TCT: This question of corporate media’s coverage of inequality, or the lack thereof, had been a concern of yours for a long time. But your concern hasn’t just been with the patterns of coverage by traditional media, it has been with the issue that those patterns of coverage create results by putting some issues on the table while taking other issues off.
SANDERS: Absolutely, absolutely. Now, as I’ve said before, the issue is not fake news. I don’t think The New York Times lies every day or is trying to attack me or anybody else. That is not the issue. The issue is just what you talked about.
Somebody has to determine every morning what the news of the day is. And somebody says that we need three days of coverage on some Trump aide getting kicked out of the White House — day after day after day. Do you think people in Kansas or in Vermont or California are sitting up and worrying about that? It’s important. I’m not suggesting that these things should not be covered. But there are other issues that should also be covered.
Today, there will be many, many, many hundreds of people dying in this country because they can’t afford the prescriptions that they need or the health care that they need. That happens every day, and that’s just not a story in our media. There are children today who are sleeping in the back seat of cars because their mom does not have an apartment that she can afford. That happens today, but it’s not a story …
So what I want to do is begin to move forward presenting our perspective on what we think are the most important issues facing America.
TCT: You’ve had a history of using new technology, new technologies, to reframe debates. So this is not a new thing for you.
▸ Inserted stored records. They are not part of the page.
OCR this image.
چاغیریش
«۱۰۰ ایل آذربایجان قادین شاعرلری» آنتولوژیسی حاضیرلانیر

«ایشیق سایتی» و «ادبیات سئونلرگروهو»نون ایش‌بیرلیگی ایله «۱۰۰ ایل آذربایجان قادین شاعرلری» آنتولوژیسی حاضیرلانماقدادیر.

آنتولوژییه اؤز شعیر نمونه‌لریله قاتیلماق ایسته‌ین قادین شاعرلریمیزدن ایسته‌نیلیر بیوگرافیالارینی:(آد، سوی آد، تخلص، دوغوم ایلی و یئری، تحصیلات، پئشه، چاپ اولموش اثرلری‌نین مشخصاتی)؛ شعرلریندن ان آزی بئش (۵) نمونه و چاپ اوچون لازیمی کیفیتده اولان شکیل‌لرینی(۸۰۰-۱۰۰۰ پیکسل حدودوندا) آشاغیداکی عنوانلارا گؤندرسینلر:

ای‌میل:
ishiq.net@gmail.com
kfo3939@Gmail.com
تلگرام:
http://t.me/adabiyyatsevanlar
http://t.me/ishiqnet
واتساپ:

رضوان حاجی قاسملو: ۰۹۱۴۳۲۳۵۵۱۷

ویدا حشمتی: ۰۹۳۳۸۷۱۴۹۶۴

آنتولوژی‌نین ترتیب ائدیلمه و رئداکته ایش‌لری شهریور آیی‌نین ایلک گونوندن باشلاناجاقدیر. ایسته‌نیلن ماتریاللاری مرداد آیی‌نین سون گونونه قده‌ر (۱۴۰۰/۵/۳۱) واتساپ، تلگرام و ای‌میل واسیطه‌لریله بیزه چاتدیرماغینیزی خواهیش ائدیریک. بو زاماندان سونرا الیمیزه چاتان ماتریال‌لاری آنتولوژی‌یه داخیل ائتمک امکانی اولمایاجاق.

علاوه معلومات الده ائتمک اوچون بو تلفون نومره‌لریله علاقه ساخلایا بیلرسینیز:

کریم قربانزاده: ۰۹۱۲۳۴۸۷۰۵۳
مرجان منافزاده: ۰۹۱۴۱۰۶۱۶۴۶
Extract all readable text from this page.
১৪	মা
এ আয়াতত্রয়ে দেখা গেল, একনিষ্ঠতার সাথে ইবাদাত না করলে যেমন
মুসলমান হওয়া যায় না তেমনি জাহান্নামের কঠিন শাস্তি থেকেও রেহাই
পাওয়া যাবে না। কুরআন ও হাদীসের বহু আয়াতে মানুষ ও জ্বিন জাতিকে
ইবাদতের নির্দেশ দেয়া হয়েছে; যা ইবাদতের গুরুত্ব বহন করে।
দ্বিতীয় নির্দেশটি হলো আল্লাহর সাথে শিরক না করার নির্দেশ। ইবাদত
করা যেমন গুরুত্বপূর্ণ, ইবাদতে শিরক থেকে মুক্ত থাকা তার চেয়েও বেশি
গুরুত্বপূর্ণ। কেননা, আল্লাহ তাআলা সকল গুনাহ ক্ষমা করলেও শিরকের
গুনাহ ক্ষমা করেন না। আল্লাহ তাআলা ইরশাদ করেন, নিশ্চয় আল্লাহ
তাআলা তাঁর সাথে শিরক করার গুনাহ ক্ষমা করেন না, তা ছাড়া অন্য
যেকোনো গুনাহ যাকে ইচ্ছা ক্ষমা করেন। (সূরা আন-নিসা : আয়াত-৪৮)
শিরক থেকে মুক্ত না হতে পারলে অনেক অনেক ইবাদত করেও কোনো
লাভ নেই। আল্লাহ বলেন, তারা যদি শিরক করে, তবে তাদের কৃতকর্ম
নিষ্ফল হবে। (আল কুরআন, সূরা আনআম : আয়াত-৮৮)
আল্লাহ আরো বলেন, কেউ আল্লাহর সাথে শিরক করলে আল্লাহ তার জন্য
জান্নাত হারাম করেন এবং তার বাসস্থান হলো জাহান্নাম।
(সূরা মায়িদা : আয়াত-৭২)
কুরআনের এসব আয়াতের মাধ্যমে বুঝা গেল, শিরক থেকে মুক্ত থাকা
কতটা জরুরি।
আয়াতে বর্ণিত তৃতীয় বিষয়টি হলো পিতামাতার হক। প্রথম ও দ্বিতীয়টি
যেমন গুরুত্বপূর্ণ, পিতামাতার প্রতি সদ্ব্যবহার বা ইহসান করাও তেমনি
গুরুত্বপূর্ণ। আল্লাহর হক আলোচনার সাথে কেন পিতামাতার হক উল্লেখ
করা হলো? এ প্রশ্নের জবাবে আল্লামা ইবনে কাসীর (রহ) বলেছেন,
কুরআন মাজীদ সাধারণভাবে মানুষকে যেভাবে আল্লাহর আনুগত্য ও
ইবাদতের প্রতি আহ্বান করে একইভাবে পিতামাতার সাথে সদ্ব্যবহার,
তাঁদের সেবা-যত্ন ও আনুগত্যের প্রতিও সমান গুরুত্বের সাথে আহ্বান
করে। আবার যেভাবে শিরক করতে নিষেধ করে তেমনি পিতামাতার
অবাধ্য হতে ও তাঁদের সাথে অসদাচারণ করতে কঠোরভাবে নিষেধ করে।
SANDERS: You’re absolutely right. As you well know, I am somewhat of a technology Luddite. But what I do recognize is that this technology is enormously important and we should utilize every new technology that we can find in order to communicate with the American people about the important issues that are facing them. And it turns out that livestreaming is revolutionary. It means that somebody now can turn on their cellphone and produce something that goes out to many millions of people. So that is the new technology that we intend to take significant advantage of.